Des pas approchent puis Lubna apparait, plus belle que jamais dans un sari rouge avec des motifs couleur or.
- Wow ! Tu es magnifique dans ce sari, il va à ton teint. M’exclamai-je en la regardant avancer, si majestueuse.
- Merci ma belle.
- De rien. Ça va ?
- Oui, merci et toi ?
- Bien, merci.
- Ta fille, tes frères et sœur ?
- Bien, merci.
- Bienvenue chez nous.
- Merci.
- Malick, toi, je ne te parle pas.
- Zakir, qu’as-tu encore donné à ta femme ?
- Malick, je ne parle plus de vos problèmes. Blessing, un conseil, quand ca chauffe entre deux Badjeck de naissance, reste très loin.
- Merci du conseil.
- Zakir, tu me lâches là, réplique Malick en souriant.
- Et j’assume ma lâcheté. Si si si.
Nous éclatons tous de rire, c’est si vivifiant et gai qu’il en devient communicatif.
- Malick, repart Luban. Tu me cherches seulement à cause de ta femme.
- Lubna, tu sais que je ne suis rien sans vous.
- Aka, depuis qu’elle est rentrée dans ta vie, tu me zappes.
- Akieuuuu Zakir prend bien soin de toi, regarde comment tu brilles.
- C’est vrai que c’est un nounours et toi, mon frère.
- Lubna, laisse-moi tranquille, ne cherche pas les problèmes.
- Aka, attends quand elle va se mettre à bouder, je verrai.

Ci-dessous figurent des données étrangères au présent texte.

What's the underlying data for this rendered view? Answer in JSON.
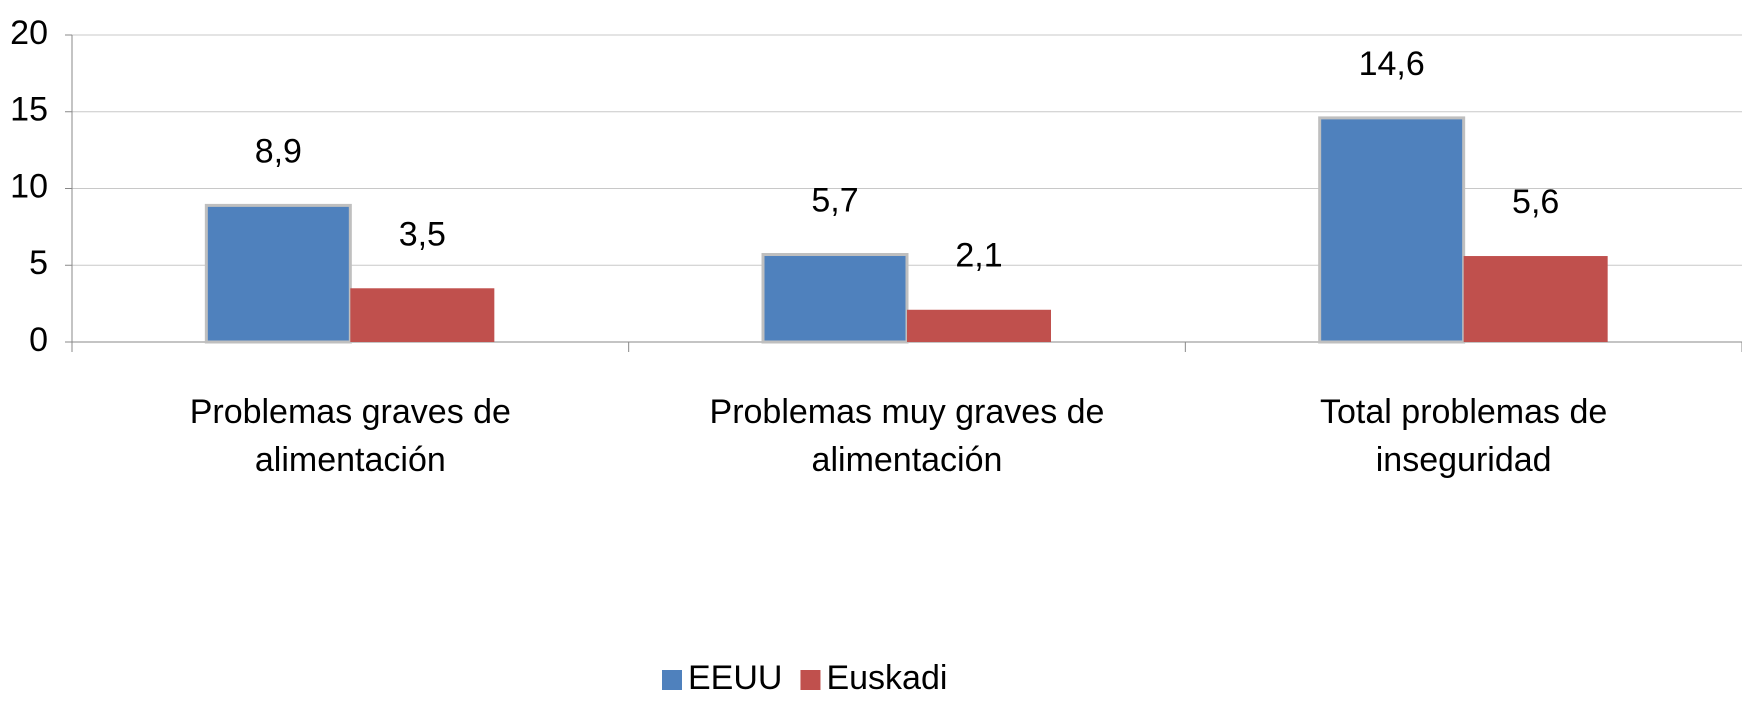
{
  "chart_data": {
    "type": "bar",
    "categories": [
      "Problemas graves de alimentación",
      "Problemas muy graves de alimentación",
      "Total problemas de inseguridad"
    ],
    "series": [
      {
        "name": "EEUU",
        "color": "#4f81bd",
        "values": [
          8.9,
          5.7,
          14.6
        ],
        "value_labels": [
          "8,9",
          "5,7",
          "14,6"
        ]
      },
      {
        "name": "Euskadi",
        "color": "#c0504d",
        "values": [
          3.5,
          2.1,
          5.6
        ],
        "value_labels": [
          "3,5",
          "2,1",
          "5,6"
        ]
      }
    ],
    "ylim": [
      0,
      20
    ],
    "yticks": [
      0,
      5,
      10,
      15,
      20
    ],
    "grid": true,
    "legend": "bottom"
  }
}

- Zakir, un enfant est-il en route ? S’enquiert Malick en se tournant vers son beau-frère.
Nous éclatons à nouveau de rire durant deux minutes, j’en ai les larmes aux yeux. Malick pose sa main sur la mienne et s’assure que je n’étouffe pas.
- Cherie, doucement, c’est comment ?
- Ha ha ha ha Malick à croire qu’il n’y a que des specimen dans ta famille.
- Je t’avais bien dit que tu te sentirais trop à l’aise dans cette famille.
- Lubna, je ne te savais pas si drôle.
- Elle ne doit pas devenir ta confidente ou meilleure amie, attention.
- Malick ooooo tu abuses.
- Tchiiip ! Malick, tu es aussi jaloux de ta sœur ?
- Lubna, ne me cherche pas.
- Aka, ma chérie, repart Lubna en me tirant par la main, viens.
- Pardon ?
- Allons dans la cuisine, ils vont bientôt commencer à parler affaires ou football.
- Ah oui, oui.
- Tu comprends, allons-y.
- Les filles, faites doucement, fait remarquer Malick malicieusement.
Je me lève, nous longeons un couloir et arrivons dans une cuisine spacieuse recouverte de carreaux du sol au plafond et très fonctionnelle.
- Elle est belle, ta cuisine, remarquai-je émerveillée.
- Merci. Cadeau de mariage de Zakir.
- Bah, c’est bien. Je suppose que c’est ton ante.
- Mon laboratoire, oui.
- Ne reste pas debout, assieds-toi, s’il te plait.
- Merci, dis-je en avisant un siège en plexiglas.
- Tu es de très bonne humeur, Blessing.
- Oh oui, rien ne saurait mettre de mauvaise humeur.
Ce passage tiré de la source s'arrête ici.